Dec. 17 (Bloomberg) -- U.S. stock-index futures maintained gains even as a Federal Reserve report showed New York-area manufacturing shrank more than forecast in December.
The Federal Reserve Bank of New York’s general economic index dropped to minus 8.1, the fifth month of contraction, from minus 5.2 in November. The median forecast of 55 economists in a Bloomberg survey called for minus 1. Readings of less than zero signal contraction in New York, northern New Jersey and southern Connecticut.
Futures on the Standard & Poor’s 500 Index expiring in March added 0.4 percent to 1,415 at 8:31 a.m. in New York.
The S&P 500 has lost 1.9 percent so far this quarter, the worst performance among 24 developed markets, as President Barack Obama and House Republicans differed over how to avoid automatic deficit-reduction measures.
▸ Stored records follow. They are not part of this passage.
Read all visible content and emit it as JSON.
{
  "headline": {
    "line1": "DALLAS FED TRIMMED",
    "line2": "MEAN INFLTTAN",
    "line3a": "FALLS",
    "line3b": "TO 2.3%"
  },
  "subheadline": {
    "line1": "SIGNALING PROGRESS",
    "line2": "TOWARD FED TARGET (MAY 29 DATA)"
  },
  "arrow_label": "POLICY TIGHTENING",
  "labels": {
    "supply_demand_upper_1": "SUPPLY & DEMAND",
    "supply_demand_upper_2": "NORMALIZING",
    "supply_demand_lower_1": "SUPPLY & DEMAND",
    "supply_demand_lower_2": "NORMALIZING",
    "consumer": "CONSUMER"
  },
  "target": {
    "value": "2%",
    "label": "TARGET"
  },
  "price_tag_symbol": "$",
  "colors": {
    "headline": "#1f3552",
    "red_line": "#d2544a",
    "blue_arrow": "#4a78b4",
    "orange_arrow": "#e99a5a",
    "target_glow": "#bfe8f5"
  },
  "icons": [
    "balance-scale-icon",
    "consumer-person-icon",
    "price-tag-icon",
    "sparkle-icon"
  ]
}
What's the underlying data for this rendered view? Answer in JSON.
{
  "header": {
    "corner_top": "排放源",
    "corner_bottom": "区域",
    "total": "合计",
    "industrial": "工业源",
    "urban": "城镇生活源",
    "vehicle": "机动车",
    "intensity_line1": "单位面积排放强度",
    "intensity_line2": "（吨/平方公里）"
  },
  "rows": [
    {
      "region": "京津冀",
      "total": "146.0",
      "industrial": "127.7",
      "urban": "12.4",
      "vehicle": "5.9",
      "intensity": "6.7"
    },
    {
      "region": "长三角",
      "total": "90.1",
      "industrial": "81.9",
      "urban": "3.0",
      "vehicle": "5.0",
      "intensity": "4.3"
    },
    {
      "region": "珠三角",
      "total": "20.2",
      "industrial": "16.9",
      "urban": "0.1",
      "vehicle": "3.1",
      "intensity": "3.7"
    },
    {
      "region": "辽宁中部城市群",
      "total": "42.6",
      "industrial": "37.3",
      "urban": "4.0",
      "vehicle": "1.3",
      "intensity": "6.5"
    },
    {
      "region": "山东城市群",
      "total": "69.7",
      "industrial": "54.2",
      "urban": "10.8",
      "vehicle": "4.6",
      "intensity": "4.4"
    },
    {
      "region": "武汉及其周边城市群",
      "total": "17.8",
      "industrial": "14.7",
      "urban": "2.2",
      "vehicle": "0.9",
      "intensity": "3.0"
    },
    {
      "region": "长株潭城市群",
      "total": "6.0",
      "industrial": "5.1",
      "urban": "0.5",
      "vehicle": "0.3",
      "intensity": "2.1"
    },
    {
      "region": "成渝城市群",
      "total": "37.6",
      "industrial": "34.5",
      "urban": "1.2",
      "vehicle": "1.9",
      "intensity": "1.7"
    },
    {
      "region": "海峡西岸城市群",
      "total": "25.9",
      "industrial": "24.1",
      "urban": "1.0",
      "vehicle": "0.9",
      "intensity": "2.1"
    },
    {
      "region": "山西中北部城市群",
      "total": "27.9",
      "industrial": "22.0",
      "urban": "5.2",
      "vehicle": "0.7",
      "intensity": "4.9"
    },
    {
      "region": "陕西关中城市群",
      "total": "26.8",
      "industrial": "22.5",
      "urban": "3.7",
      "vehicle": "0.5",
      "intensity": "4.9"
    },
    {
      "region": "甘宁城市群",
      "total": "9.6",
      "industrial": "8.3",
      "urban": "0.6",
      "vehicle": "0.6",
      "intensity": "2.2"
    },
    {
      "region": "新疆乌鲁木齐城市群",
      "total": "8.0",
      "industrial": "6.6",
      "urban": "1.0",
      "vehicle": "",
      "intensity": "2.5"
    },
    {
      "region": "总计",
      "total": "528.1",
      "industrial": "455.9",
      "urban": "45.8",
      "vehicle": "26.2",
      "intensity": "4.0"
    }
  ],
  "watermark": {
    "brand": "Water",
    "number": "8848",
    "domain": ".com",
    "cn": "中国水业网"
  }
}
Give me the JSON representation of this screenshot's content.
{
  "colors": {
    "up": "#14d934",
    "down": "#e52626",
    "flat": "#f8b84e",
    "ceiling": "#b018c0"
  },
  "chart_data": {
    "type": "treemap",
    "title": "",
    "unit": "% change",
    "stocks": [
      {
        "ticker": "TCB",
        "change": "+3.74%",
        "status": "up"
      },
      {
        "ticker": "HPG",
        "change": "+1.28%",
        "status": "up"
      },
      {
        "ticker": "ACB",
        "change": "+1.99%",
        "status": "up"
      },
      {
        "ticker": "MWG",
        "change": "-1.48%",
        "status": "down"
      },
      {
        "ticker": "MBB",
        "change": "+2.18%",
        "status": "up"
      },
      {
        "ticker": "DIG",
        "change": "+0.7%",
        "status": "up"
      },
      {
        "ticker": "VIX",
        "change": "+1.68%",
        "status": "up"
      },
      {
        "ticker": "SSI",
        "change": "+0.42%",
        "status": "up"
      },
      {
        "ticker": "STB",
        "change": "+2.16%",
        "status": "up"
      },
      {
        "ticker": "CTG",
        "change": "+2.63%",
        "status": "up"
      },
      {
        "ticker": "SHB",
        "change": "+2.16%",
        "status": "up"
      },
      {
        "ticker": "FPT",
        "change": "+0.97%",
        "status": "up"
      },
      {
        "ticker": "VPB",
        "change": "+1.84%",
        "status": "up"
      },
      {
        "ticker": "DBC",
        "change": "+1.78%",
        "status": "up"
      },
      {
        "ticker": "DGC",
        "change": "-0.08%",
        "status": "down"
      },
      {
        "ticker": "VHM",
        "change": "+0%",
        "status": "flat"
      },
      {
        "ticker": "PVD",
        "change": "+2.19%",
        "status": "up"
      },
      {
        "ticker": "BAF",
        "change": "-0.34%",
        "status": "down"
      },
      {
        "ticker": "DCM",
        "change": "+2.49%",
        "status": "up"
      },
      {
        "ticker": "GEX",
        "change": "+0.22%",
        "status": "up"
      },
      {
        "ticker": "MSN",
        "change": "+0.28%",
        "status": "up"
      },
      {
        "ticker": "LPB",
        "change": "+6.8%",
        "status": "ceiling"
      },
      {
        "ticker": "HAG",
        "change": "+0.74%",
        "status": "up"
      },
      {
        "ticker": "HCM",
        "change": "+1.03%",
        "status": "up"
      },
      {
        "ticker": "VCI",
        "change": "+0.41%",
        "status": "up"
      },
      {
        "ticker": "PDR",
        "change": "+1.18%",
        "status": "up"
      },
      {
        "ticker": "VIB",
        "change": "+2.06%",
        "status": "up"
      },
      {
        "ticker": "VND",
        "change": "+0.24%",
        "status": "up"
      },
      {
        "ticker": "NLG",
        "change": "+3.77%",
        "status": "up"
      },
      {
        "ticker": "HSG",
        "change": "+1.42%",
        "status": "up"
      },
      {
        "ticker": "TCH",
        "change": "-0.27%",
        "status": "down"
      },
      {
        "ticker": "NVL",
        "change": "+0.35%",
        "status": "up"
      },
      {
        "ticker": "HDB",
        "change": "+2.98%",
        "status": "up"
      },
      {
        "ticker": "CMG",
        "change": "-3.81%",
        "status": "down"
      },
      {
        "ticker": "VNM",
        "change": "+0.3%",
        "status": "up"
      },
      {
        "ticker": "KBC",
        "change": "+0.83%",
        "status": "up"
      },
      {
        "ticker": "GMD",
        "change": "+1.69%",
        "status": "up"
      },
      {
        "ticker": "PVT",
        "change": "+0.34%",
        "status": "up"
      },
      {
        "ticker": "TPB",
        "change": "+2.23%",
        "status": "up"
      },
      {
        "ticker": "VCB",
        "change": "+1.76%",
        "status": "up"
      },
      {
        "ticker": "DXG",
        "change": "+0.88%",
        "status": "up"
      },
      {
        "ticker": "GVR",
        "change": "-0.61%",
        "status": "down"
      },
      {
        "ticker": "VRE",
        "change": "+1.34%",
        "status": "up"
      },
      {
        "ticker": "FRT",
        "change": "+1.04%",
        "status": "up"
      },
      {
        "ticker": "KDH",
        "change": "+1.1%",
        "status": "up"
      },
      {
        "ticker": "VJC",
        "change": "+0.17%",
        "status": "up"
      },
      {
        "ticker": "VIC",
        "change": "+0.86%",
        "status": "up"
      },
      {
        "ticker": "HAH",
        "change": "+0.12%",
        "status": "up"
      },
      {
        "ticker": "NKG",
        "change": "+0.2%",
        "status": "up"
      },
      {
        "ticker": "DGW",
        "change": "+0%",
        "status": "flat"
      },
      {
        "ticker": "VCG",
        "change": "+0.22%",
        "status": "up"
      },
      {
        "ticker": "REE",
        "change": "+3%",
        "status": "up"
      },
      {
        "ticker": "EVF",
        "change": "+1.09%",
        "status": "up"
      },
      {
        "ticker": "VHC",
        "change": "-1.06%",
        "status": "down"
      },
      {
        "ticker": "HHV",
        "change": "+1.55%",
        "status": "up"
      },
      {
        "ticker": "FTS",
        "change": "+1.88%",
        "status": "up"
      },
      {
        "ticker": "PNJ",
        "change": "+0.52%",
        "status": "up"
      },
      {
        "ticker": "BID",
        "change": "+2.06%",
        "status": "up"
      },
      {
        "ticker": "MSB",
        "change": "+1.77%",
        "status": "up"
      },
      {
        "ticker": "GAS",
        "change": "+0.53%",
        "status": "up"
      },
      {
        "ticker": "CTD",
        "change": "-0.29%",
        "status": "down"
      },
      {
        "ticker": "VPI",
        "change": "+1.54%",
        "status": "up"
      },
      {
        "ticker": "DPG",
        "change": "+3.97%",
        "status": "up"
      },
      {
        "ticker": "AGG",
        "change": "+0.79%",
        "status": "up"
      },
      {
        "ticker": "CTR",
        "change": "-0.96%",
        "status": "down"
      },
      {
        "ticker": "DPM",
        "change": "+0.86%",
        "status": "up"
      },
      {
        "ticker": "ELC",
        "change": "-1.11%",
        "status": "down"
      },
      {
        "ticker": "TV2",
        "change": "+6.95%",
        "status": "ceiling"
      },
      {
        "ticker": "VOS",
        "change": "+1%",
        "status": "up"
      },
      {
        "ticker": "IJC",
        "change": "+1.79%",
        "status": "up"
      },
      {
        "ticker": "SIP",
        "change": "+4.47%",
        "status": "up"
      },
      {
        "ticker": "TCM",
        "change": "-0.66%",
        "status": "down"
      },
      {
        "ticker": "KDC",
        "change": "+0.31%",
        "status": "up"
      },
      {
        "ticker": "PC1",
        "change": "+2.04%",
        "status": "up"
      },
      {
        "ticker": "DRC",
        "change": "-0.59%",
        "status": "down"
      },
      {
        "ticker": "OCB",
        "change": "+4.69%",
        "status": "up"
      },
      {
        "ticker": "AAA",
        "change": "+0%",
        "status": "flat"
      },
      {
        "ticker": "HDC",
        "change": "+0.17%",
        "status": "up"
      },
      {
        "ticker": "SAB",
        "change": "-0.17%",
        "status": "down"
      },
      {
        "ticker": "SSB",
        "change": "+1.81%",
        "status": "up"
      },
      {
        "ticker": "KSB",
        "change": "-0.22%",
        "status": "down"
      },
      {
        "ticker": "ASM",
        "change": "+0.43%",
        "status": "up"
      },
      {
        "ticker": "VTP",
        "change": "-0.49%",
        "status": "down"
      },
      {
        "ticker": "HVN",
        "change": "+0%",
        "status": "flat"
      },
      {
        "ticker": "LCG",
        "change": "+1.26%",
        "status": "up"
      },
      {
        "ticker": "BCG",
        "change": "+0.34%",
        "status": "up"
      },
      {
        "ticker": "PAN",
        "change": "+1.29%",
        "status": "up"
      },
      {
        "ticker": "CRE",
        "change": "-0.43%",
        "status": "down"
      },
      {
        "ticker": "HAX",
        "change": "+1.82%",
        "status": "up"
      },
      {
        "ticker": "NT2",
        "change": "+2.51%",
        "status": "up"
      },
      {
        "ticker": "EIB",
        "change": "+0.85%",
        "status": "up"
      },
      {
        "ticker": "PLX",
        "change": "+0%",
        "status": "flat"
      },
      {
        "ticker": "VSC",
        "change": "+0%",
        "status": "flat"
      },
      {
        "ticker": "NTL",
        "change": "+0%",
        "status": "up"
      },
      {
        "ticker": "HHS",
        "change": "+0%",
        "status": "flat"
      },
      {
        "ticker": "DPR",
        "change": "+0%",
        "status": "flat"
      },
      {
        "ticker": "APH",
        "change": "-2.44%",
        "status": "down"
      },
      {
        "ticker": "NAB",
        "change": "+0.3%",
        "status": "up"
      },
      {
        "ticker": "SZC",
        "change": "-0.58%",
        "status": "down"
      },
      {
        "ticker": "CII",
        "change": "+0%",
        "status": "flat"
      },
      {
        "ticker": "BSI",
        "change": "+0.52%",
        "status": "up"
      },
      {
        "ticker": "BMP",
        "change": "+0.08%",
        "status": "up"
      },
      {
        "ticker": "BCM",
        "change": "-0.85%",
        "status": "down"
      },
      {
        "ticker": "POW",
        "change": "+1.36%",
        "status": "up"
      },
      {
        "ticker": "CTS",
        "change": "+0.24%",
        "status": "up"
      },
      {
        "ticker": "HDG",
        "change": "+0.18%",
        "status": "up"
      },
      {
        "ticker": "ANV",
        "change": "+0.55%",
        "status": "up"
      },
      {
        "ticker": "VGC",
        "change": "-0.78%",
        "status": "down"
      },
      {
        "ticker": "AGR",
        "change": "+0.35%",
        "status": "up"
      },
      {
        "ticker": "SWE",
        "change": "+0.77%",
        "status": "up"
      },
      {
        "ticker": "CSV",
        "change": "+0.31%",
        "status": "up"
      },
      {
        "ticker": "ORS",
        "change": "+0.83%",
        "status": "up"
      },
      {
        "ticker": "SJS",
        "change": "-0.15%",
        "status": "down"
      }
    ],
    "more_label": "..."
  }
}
Obama and House Speaker John Boehner haven’t reached a deal with two weeks remaining to avert more than $600 billion in automatic spending cuts and tax increases, known as the fiscal cliff, set to start in January. The Congressional Budget Office has said a failure to prevent those changes may lead to a recession in the first half of 2013.
Republicans and Democrats in Congress are starting to talk about the benefits of waiting until January to reach a budget deal. Obama rejected an offer by Boehner to raise rates on household income above $1 million a year in exchange for containing entitlement program costs.
In Japan, the Nikkei 225 Stock Average rose to the highest in eight months after the Liberal Democratic Party returned to power on a campaign for more economic stimulus and the doubling of the nation’s inflation goal.